- Pitcher
- Born: April 12, 1910 Hannibal, Missouri, U.S.
- Died: February 26, 1982 (aged 71) Hannibal, Missouri, U.S.
- Batted: RightThrew: Right

MLB debut
- October 2, 1937, for the St. Louis Browns

Last MLB appearance
- October 2, 1937, for the St. Louis Browns

MLB statistics
- Win–loss record: 0–1
- Earned run average: 13.50
- Strikeouts: 1
- Stats at Baseball Reference

Teams
- St. Louis Browns (1937);

= Bill Miller (right-handed pitcher) =

American baseball player (1910–1982)

William Francis Miller (April 12, 1910 – February 26, 1982) was an American professional baseball pitcher who worked in minor league baseball from 1936 through 1940; playing for such teams as the San Antonio Missions, the Hollywood Stars, and the Springfield Browns. He also played in one major league game on October 2, , for the St. Louis Browns.

==Biography==
William Francis Miller was born on April 12, 1910, in Hannibal, Missouri. He was a well-known local baseball player in Hannibal as a pitcher and outfielder. In 1935, he pitched in two games for the Mexico All-Stars when they went to Moberly, Missouri, to play the Moberly Merchants. Miller then played in the Texas League for the San Antonio Missions, a farm team of the St. Louis Browns, from 1936 to 1937. He pitched in 25 games, starting 11, in 1936 and missed some time due to a sore arm. In May 1937, he was activated from the team's ineligible list. He finished the year with 24 games pitched, and 18 starts, for San Antonio while posting an 8–9 win-loss record and a 3.38 earned run average.

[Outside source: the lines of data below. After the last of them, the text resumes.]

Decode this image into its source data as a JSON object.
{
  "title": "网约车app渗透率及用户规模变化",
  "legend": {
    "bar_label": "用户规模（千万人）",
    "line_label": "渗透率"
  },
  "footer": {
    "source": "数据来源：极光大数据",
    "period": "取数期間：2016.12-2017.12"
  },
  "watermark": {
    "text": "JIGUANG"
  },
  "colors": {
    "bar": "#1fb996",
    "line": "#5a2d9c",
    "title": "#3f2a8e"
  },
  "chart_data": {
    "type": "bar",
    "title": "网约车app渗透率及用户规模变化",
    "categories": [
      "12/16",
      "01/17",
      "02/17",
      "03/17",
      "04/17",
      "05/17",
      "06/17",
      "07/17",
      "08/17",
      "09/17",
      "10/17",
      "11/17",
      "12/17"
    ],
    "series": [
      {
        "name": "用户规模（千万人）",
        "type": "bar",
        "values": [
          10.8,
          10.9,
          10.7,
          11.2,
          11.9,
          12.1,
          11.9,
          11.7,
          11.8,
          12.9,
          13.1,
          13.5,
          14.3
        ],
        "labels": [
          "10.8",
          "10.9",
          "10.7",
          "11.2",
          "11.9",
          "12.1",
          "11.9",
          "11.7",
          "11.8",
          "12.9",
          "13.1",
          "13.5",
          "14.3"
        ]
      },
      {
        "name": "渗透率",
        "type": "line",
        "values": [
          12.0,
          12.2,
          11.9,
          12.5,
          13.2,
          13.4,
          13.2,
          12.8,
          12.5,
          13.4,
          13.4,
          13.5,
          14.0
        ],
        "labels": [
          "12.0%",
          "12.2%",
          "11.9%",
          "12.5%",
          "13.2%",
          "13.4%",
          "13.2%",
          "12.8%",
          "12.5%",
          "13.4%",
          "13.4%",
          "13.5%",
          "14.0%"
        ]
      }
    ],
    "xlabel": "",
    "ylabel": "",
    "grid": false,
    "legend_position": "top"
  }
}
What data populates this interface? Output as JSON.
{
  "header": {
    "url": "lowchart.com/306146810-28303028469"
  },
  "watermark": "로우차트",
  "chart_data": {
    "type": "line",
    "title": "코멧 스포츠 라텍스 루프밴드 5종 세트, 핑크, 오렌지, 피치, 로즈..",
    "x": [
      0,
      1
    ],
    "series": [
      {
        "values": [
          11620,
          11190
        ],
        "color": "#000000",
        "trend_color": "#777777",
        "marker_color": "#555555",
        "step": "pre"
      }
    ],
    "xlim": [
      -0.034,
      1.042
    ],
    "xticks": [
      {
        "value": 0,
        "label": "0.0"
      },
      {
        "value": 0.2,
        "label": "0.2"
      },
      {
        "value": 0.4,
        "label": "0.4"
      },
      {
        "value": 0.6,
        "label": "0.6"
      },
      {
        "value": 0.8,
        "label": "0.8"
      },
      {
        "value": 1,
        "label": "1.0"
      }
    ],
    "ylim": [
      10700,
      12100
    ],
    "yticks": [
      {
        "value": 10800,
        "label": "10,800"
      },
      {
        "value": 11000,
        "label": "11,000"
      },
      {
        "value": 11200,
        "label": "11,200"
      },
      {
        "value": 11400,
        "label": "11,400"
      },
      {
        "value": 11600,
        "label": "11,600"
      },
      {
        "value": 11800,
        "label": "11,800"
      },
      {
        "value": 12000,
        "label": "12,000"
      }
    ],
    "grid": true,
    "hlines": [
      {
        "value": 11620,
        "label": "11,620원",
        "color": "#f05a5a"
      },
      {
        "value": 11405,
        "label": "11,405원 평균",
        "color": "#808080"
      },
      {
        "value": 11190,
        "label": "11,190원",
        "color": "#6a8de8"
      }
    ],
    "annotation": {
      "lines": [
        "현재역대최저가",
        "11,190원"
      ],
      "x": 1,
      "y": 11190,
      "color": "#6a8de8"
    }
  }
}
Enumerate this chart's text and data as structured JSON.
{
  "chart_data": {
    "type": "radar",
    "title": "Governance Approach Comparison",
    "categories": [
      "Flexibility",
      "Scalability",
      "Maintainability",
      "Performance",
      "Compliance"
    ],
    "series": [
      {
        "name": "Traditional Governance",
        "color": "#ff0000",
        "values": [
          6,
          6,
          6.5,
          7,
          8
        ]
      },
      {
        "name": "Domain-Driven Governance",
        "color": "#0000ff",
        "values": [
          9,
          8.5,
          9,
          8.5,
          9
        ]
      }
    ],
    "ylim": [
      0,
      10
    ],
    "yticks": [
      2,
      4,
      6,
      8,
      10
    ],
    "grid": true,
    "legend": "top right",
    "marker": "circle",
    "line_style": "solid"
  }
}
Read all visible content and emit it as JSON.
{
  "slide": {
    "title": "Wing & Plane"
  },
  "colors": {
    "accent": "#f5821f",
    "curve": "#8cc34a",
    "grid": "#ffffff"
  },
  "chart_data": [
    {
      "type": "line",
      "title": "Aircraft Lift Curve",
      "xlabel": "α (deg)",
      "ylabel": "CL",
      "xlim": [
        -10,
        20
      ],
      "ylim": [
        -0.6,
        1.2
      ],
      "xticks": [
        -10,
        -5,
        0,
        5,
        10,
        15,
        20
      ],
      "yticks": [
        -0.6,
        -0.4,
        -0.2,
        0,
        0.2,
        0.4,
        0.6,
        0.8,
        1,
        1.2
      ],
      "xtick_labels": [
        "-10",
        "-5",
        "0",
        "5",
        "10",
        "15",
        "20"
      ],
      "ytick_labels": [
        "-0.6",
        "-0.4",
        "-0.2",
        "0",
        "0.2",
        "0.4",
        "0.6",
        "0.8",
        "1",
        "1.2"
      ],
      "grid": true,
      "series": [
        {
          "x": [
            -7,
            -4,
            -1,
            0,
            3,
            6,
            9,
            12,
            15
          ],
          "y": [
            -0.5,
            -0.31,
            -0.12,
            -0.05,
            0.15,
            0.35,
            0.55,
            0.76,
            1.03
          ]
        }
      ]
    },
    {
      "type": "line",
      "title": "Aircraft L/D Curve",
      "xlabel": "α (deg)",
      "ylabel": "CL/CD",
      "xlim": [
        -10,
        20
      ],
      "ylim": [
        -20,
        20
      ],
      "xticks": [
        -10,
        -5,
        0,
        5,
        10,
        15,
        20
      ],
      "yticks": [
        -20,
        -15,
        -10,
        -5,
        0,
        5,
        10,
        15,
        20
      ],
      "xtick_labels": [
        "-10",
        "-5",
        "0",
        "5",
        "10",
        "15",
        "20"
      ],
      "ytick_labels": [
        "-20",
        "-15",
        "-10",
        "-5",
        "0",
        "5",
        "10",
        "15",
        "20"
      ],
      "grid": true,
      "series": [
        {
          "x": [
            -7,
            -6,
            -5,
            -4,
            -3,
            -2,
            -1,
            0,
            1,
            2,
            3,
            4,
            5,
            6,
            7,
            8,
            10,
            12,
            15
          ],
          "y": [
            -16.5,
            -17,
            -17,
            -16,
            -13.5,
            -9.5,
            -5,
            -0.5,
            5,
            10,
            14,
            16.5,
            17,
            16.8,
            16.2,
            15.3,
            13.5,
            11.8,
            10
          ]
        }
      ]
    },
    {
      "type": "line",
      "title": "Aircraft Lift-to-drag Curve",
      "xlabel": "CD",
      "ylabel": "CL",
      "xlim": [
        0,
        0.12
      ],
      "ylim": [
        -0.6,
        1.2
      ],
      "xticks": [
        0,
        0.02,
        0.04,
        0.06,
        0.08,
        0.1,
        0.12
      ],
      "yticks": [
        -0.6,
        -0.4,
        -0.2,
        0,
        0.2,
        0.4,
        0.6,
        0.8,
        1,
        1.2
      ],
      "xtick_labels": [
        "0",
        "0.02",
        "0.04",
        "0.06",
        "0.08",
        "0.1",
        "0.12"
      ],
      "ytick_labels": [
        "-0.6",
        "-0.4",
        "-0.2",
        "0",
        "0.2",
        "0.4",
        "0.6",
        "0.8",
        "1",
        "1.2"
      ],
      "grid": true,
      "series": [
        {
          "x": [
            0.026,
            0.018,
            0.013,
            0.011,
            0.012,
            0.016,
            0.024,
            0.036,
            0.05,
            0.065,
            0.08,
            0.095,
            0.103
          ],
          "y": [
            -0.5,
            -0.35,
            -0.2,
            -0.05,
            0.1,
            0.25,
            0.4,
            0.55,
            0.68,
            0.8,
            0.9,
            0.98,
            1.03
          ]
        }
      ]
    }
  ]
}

On September 15, 1937, the Browns purchased Miller from the Missions. Miller made his major league debut, and first start, on October 2, 1937, against the Chicago White Sox. He retired the first five batters he faced but ended up leaving the game after giving up six earned runs in four innings. In February 1938, Miller signed a contract with the Browns for the 1938 season.

On April 5, 1938, the Browns optioned Miller to the Hollywood Stars of the Pacific Coast League. He pitched in 14 games for the Stars in 1938. He finished the 1938 season with the Toledo Mud Hens of the American Association.

Miller returned to the Missions in 1939, but missed most of the year due to a serious illness. In February 1940, the Browns invited Miller back to spring training, stating that they "have every assurance that Miller has regained his health and with it his possibilities as a pitcher." However, Miller did not make the major league roster and played the 1940 season with the Springfield Browns of the Illinois–Indiana–Iowa League.

Miller died on February 26, 1982, in Hannibal at the age of 71. He was buried at Hannibal's Holy Family Cemetery. During his baseball career, he was noted for his good looks.